健太郎に罵倒された時だって、ここまでひどいとは思わなかった。健太郎は素直だからこそ騙されやすい性格だから。間違えることもあると、千夏は経験から知っていた。
けれど、今目の前にいる健太郎は、千夏の経験の中にはなかった。
「クラスのみんなも千夏のこと、可愛くなったって言ってるよ。でも僕は最初からわかっていたんだ。だって、昔からずっといっしょにいる幼馴染だからね。……だから千夏、僕の彼女になれよ」
目の前の幼馴染は、本当に大迫健太郎なのだろうか?
千夏がそう疑問を抱くほどに、身勝手で傲慢な言葉の数々。昔から気弱な男の子の姿を知っているだけに、血走った眼を向けてくる健太郎が信じられない。

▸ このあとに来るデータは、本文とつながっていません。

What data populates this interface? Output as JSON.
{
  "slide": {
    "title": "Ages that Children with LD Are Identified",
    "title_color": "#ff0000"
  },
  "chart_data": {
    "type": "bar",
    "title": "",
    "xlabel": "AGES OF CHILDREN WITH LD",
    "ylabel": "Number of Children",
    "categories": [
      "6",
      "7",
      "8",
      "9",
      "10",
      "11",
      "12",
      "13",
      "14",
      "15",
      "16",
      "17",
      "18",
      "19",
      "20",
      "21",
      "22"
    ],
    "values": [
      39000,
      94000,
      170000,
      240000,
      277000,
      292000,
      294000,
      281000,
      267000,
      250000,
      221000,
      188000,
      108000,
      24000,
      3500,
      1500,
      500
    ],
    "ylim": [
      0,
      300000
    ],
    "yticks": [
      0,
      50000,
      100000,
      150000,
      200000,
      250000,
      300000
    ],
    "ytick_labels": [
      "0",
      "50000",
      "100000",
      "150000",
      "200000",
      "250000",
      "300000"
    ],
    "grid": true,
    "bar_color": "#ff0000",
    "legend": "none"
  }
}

「だからほら、早く謝れよ! 千夏さえ謝ればすべて上手くいくんだよっ!!」
「やっ!」
無造作に、手を伸ばしてくる健太郎。
恐怖のせいか、千夏の反応が遅れた。
彼女が逃げるよりも早く、健太郎が襲いかかってきた。
「オマエ、何してんだ?」
健太郎が千夏に触れようかというところで、横から伸びてきた手に止められた。
二人は突然現れた人物に目を向ける。
「言ったよな大迫……俺の大切な人に手を出したら、──潰すぞって」
険しい顔をした将隆が、健太郎の腕を掴んでいた。